Я лихорадочно соображал в поисках выхода из отчаянного положения, в котором мы оказались, но ничего дельного придумать не выходило. Я не был, к моему сожалению, гениальным Ромкой и не умел на скорую руку изобретать лазейки из безвыходных ситуаций. В моём распоряжении таким образом оставалось последнее на эту минуту средство спасения. Элементарное, как дважды два, доступное нам всё это время и, как я искренне и горячо надеялся, до сих пор действенное.
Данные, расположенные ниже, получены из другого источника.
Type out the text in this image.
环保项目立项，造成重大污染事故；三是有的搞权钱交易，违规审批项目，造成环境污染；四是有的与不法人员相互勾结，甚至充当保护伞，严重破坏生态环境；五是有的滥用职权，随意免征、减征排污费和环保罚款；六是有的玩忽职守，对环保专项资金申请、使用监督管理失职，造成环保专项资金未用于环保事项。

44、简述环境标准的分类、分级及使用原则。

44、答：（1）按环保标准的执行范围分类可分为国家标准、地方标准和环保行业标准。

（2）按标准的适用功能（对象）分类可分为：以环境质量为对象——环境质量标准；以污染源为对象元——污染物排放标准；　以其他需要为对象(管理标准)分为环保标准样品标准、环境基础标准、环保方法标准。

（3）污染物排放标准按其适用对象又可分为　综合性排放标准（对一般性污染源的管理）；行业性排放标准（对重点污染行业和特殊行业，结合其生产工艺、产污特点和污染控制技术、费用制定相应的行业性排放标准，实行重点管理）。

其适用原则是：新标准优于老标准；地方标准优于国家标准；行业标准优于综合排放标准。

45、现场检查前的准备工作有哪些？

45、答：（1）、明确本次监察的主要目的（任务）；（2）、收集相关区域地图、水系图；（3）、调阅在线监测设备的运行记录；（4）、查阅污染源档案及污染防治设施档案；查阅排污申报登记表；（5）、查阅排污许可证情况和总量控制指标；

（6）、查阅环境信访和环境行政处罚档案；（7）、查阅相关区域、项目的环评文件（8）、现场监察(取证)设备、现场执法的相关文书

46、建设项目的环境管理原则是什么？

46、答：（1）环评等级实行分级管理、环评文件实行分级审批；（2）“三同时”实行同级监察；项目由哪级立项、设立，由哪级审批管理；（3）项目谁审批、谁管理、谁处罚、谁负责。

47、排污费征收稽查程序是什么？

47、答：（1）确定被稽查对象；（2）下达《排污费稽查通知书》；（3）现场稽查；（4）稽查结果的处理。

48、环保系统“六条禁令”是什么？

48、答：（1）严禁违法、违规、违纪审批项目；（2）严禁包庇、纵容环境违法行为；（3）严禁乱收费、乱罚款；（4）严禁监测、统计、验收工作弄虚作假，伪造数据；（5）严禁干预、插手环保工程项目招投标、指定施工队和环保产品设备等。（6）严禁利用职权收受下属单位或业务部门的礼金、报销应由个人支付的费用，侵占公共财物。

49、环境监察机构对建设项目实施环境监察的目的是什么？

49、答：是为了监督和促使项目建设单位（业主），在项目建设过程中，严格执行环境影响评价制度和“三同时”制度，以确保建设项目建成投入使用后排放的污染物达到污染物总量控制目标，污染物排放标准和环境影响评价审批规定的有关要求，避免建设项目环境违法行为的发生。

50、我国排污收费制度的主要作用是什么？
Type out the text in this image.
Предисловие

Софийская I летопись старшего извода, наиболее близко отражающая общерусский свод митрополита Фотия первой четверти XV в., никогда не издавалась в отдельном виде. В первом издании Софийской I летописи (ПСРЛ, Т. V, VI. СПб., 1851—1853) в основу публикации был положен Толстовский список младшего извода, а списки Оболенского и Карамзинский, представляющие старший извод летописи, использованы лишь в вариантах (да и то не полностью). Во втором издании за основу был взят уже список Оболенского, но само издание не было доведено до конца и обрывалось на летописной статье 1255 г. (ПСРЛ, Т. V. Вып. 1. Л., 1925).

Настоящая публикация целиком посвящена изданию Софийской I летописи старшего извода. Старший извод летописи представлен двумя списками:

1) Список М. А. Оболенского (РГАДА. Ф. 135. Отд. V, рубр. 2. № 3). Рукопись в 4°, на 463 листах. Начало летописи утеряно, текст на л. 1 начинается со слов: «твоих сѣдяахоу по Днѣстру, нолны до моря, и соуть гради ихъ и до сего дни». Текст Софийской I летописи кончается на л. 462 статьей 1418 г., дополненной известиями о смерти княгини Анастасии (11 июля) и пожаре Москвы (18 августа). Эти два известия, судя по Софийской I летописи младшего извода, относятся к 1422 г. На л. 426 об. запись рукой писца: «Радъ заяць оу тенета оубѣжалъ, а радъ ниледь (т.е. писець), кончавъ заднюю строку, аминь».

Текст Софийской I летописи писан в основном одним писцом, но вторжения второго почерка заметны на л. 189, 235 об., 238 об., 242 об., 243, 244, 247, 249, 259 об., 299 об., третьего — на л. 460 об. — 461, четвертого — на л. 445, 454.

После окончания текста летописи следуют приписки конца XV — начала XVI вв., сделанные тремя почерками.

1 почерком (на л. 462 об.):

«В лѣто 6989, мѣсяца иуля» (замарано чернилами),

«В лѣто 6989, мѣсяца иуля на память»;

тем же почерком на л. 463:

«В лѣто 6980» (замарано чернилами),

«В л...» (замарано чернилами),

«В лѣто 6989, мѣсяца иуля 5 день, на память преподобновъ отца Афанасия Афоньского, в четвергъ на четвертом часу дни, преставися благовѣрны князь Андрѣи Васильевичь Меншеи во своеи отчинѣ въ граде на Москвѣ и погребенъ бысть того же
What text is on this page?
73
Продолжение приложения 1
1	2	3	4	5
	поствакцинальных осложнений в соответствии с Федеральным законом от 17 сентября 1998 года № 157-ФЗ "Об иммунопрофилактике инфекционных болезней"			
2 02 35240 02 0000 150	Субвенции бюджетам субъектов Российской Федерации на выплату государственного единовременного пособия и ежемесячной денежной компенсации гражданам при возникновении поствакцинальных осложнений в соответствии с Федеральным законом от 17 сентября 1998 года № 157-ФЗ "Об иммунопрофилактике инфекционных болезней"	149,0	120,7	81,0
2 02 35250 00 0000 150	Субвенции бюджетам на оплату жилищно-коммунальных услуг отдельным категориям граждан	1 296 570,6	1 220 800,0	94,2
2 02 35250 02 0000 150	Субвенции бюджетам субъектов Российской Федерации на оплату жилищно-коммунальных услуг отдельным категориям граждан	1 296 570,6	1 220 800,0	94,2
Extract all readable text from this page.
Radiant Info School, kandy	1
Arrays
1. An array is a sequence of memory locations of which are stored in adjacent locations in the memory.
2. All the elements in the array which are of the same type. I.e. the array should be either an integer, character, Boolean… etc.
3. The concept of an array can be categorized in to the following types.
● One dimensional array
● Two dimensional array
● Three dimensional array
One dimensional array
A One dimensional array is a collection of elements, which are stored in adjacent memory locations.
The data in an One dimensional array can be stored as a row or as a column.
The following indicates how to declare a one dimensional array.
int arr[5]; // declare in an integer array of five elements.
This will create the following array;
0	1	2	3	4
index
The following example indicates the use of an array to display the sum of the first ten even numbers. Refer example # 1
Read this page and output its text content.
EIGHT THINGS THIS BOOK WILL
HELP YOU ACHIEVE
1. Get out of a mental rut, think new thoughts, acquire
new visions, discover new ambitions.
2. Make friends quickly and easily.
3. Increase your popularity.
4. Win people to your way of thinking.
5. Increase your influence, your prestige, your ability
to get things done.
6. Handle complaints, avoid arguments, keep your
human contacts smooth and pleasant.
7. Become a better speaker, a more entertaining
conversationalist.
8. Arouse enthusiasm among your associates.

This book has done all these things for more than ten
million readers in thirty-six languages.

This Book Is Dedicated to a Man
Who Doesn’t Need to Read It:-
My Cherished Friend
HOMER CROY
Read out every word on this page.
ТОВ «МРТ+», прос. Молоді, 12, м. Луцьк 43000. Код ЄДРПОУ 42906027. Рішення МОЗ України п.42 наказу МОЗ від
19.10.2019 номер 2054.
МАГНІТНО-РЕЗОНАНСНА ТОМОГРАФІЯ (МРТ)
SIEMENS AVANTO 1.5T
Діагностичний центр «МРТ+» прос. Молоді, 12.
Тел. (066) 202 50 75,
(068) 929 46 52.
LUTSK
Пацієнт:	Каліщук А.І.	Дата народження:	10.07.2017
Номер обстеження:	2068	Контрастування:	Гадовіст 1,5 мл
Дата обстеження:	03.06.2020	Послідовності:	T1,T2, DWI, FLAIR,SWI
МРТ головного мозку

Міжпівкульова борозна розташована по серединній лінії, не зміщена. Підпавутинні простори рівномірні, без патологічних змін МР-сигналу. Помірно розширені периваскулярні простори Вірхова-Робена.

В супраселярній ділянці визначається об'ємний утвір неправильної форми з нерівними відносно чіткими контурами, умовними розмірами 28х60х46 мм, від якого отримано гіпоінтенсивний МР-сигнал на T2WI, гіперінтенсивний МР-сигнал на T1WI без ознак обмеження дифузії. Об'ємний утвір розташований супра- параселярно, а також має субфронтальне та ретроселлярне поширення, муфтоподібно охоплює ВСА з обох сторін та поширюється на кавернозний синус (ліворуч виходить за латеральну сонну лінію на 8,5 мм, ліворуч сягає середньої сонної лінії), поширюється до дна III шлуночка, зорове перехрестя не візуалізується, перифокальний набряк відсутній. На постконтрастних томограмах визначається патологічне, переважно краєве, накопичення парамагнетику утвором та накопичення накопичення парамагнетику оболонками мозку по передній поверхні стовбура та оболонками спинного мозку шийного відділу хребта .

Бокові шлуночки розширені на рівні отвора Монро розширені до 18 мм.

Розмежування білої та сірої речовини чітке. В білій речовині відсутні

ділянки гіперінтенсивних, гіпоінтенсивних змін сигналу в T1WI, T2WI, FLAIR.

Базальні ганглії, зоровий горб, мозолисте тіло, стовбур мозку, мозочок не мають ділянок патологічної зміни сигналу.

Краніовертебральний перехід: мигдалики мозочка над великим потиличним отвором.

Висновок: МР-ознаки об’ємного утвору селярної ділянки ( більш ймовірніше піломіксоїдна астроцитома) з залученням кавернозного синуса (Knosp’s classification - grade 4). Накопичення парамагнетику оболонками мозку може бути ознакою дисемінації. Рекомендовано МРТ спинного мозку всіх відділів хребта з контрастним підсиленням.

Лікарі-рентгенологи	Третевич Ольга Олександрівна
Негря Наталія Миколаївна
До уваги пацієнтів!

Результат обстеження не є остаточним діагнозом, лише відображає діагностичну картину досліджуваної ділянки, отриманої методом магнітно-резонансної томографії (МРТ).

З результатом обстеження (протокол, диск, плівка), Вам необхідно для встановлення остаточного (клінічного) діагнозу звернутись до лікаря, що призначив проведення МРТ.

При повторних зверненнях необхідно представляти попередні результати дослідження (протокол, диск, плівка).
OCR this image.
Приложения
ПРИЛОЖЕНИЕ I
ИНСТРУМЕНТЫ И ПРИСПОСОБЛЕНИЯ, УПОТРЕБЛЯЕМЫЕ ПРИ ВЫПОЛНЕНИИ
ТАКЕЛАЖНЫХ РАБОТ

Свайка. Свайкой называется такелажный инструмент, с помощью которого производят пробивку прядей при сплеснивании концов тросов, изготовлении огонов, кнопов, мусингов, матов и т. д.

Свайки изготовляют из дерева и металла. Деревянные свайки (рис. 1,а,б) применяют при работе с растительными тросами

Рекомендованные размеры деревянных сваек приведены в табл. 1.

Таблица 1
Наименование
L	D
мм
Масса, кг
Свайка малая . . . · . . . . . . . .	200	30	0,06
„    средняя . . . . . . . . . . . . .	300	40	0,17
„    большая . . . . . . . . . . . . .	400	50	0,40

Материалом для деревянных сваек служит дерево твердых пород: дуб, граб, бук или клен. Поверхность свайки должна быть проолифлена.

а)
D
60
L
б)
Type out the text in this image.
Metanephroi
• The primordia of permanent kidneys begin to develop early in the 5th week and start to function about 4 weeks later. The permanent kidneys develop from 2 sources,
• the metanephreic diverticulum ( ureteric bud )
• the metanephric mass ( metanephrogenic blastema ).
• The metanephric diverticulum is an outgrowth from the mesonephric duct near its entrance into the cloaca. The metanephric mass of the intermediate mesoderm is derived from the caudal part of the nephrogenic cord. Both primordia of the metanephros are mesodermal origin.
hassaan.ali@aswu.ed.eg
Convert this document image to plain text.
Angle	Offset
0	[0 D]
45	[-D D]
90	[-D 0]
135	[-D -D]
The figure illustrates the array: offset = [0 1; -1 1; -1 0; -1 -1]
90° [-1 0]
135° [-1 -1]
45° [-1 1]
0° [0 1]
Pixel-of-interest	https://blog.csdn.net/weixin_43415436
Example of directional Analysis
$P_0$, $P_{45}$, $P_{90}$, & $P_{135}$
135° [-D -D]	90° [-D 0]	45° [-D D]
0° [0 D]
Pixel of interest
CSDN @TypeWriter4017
– Звони Роркану по своему мобильнику! – прикрикнул я на Водяного. – Скажи ему, когда дозвонишься, что мы согласны на выставленные им условия! Лишь бы вытащил нас отсюда немедленно!

"Только через мой труп!" – вспомнились мне слова Васечкина из давешнего разговора с Рорканом. Теперь мой дружбан был практически трупом, а значит руки мои развязаны и совесть по поводу невыполнения его гениальных наказов мучить меня не будет. Решающее слово в сложившихся обстоятельствах оставалось за мной, чем я благоразумно воспользовался.